They lurk in the shadows or hover on top of tall towers. They have quick feet, frantic arms and growl loudly, especially when they’re overexcited or if you ever step out of line. But what does this creature have to do with marching band? Got ya stumped?
They’re graduate assistants, of course.
Truthfully, I was rather intimidated by them and never got to know them very well when I was an undergrad. But I definitely know how much they did for our band. They made our lines straighter and our sound more cohesive because, frankly, the band director can’t be in more than one place at a time.
The feature article “Grad Assistants: Unsung Heroes” sings the praises of those irreplaceable instructors who don’t step into the limelight very often.
And so I dedicate this publisher’s letter to all of my prior Northwestern University (NU) graduate assistants, particularly those I’ve become reacquainted with because of Halftime Magazine. Since being at NU, they’ve definitely made prominent names for themselves in the band world.

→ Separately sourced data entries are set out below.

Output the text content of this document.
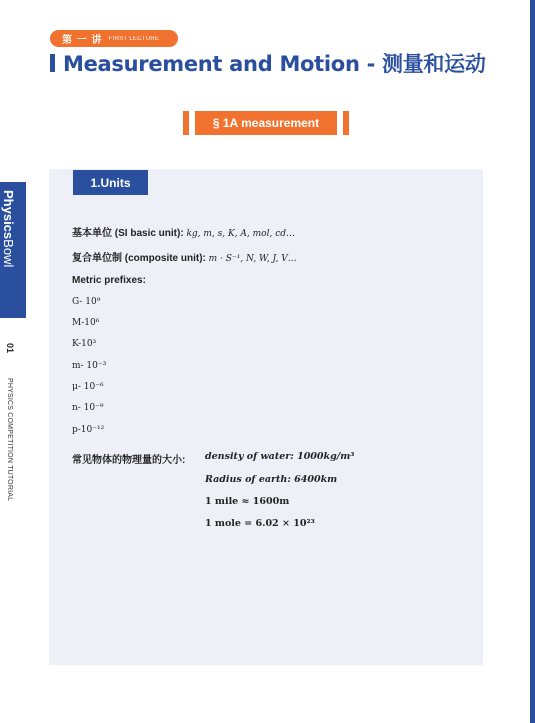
第 一 讲 FIRST LECTURE
Measurement and Motion - 测量和运动
§ 1A measurement
PhysicsBowl
01
PHYSICS COMPETITION TUTORIAL
1.Units
基本单位 (SI basic unit): kg, m, s, K, A, mol, cd…
复合单位制 (composite unit): m · S⁻¹, N, W, J, V…
Metric prefixes:
G- 10⁹
M-10⁶
K-10³
m- 10⁻³
μ- 10⁻⁶
n- 10⁻⁹
p-10⁻¹²
常见物体的物理量的大小: density of water: 1000kg/m³
Radius of earth: 6400km
1 mile ≈ 1600m
1 mole = 6.02 × 10²³
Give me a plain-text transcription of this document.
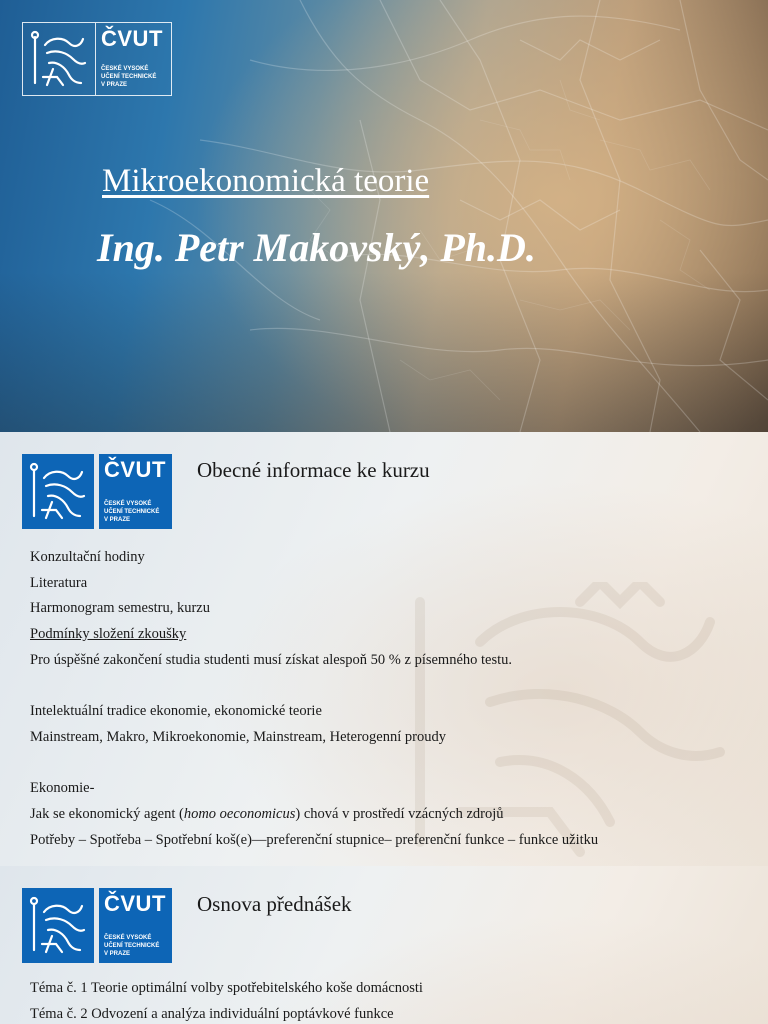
ČVUT
ČESKÉ VYSOKÉ
UČENÍ TECHNICKÉ
V PRAZE
Mikroekonomická teorie
Ing. Petr Makovský, Ph.D.
ČVUT
ČESKÉ VYSOKÉ
UČENÍ TECHNICKÉ
V PRAZE
Obecné informace ke kurzu
Konzultační hodiny
Literatura
Harmonogram semestru, kurzu
Podmínky složení zkoušky
Pro úspěšné zakončení studia studenti musí získat alespoň 50 % z písemného testu.
Intelektuální tradice ekonomie, ekonomické teorie
Mainstream, Makro, Mikroekonomie, Mainstream, Heterogenní proudy
Ekonomie-
Jak se ekonomický agent (homo oeconomicus) chová v prostředí vzácných zdrojů
Potřeby – Spotřeba – Spotřební koš(e)—preferenční stupnice– preferenční funkce – funkce užitku
ČVUT
ČESKÉ VYSOKÉ
UČENÍ TECHNICKÉ
V PRAZE
Osnova přednášek
Téma č. 1 Teorie optimální volby spotřebitelského koše domácnosti
Téma č. 2 Odvození a analýza individuální poptávkové funkce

- Christopher J. Woodruff joined the faculty at California Polytechnic State University in San Luis Obispo as associate director of bands in 2006. We met up at Drum Corps International World Championships in 2007 when he became one of our first subscribers.
- Carolyn A. Barber is director of bands at the University of Nebraska-Lincoln and joins the ranks of the very few top female directors.

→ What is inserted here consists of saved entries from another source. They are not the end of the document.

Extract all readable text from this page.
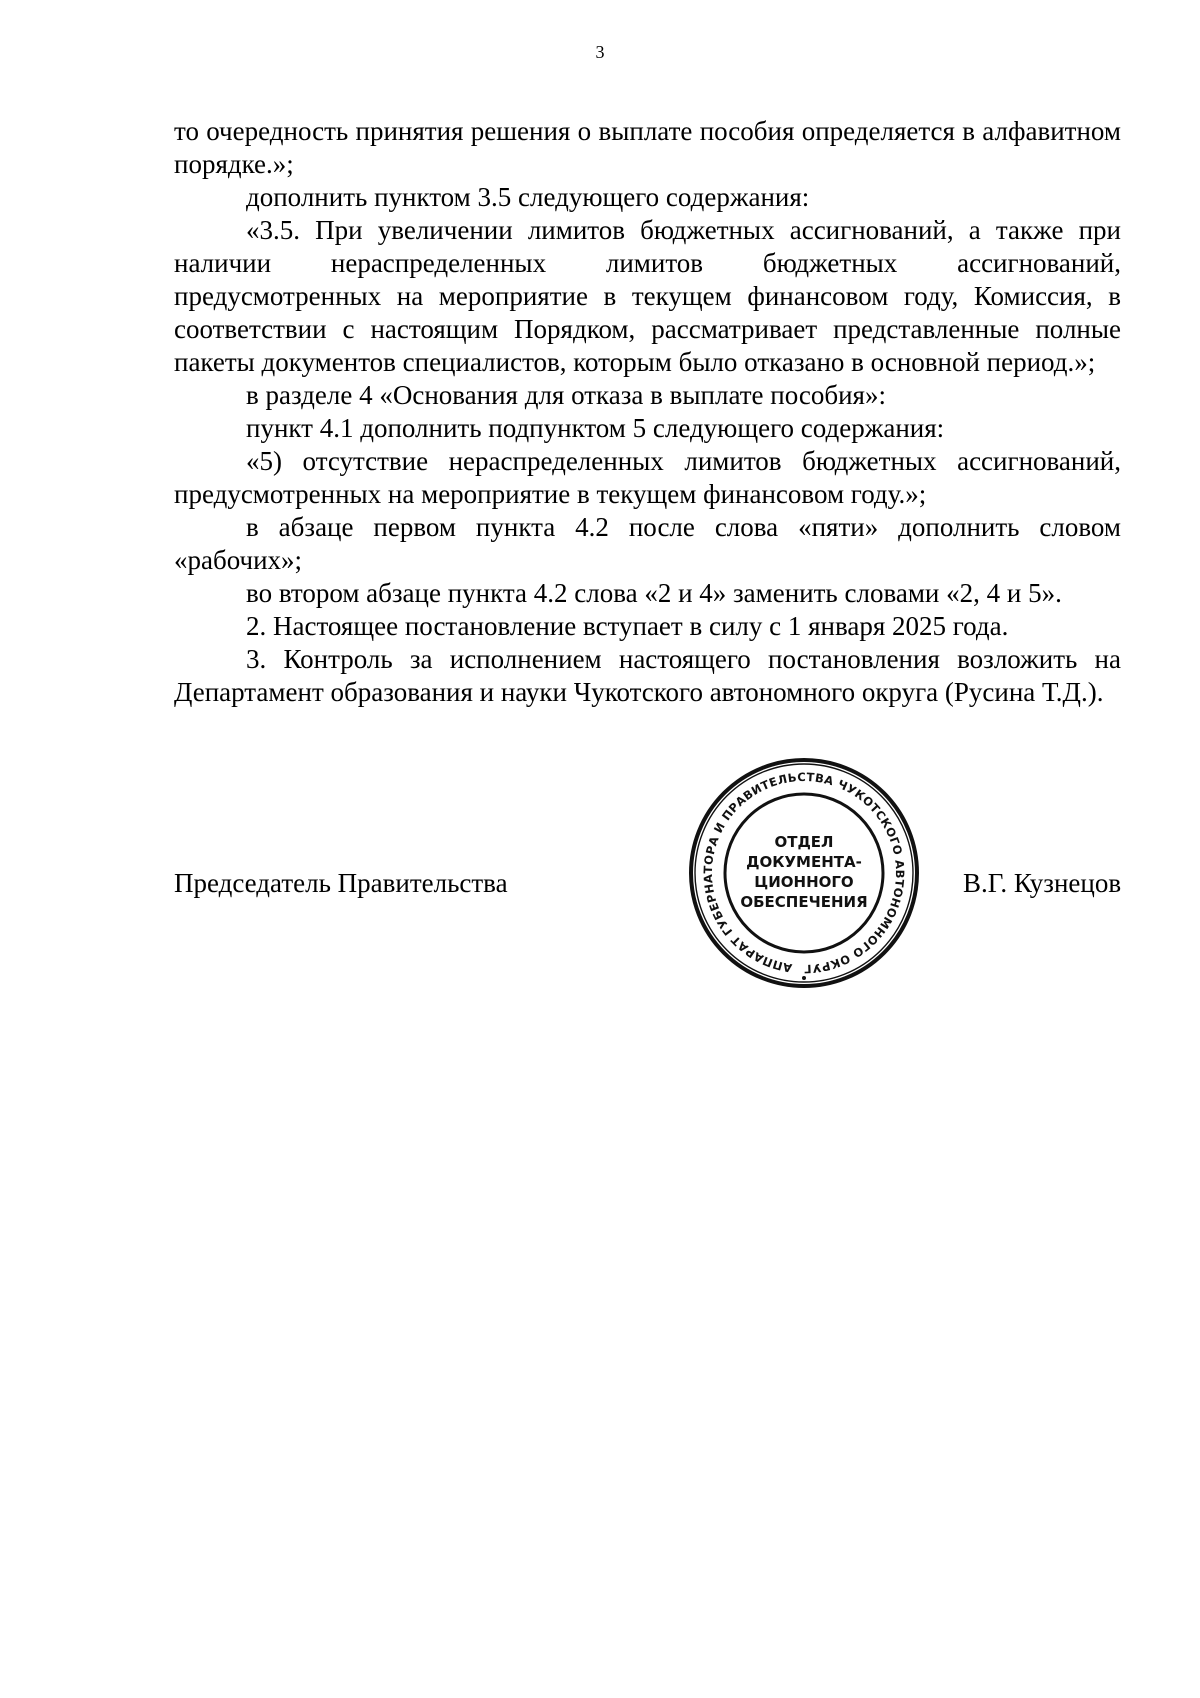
3

то очередность принятия решения о выплате пособия определяется в алфавитном порядке.»;

дополнить пунктом 3.5 следующего содержания:

«3.5. При увеличении лимитов бюджетных ассигнований, а также при наличии нераспределенных лимитов бюджетных ассигнований, предусмотренных на мероприятие в текущем финансовом году, Комиссия, в соответствии с настоящим Порядком, рассматривает представленные полные пакеты документов специалистов, которым было отказано в основной период.»;

в разделе 4 «Основания для отказа в выплате пособия»:

пункт 4.1 дополнить подпунктом 5 следующего содержания:

«5) отсутствие нераспределенных лимитов бюджетных ассигнований, предусмотренных на мероприятие в текущем финансовом году.»;

в абзаце первом пункта 4.2 после слова «пяти» дополнить словом «рабочих»;

во втором абзаце пункта 4.2 слова «2 и 4» заменить словами «2, 4 и 5».

2. Настоящее постановление вступает в силу с 1 января 2025 года.

3. Контроль за исполнением настоящего постановления возложить на Департамент образования и науки Чукотского автономного округа (Русина Т.Д.).

Председатель Правительства
АППАРАТ ГУБЕРНАТОРА И ПРАВИТЕЛЬСТВА ЧУКОТСКОГО АВТОНОМНОГО ОКРУГ
ОТДЕЛ
ДОКУМЕНТА-
ЦИОННОГО
ОБЕСПЕЧЕНИЯ
В.Г. Кузнецов
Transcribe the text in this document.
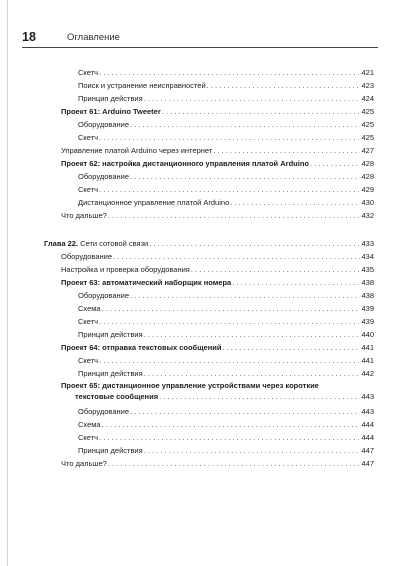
18	Оглавление
Скетч . . .	421
Поиск и устранение неисправностей . . .	423
Принцип действия . . .	424
Проект 61: Arduino Tweeter . . .	425
Оборудование . . .	425
Скетч . . .	425
Управление платой Arduino через интернет . . .	427
Проект 62: настройка дистанционного управления платой Arduino . . .	428
Оборудование . . .	428
Скетч . . .	429
Дистанционное управление платой Arduino . . .	430
Что дальше? . . .	432
Глава 22. Сети сотовой связи . . .	433
Оборудование . . .	434
Настройка и проверка оборудования . . .	435
Проект 63: автоматический наборщик номера . . .	438
Оборудование . . .	438
Схема . . .	439
Скетч . . .	439
Принцип действия . . .	440
Проект 64: отправка текстовых сообщений . . .	441
Скетч . . .	441
Принцип действия . . .	442
Проект 65: дистанционное управление устройствами через короткие
текстовые сообщения . . .	443
Оборудование . . .	443
Схема . . .	444
Скетч . . .	444
Принцип действия . . .	447
Что дальше? . . .	447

- Elizabeth Driskell is the band director at McKinley Middle School in Cedar Rapids, Iowa, where she teaches 6th and 7th grade band and jazz band. She is also the current president of the NUMBALUMS, band alumni from Northwestern University. I’m proud to serve on the board with her and have learned a lot from her this past year.
Thank you for all of your hard work and dedication.
To the rest of you, I say, go and hug your graduate assistant.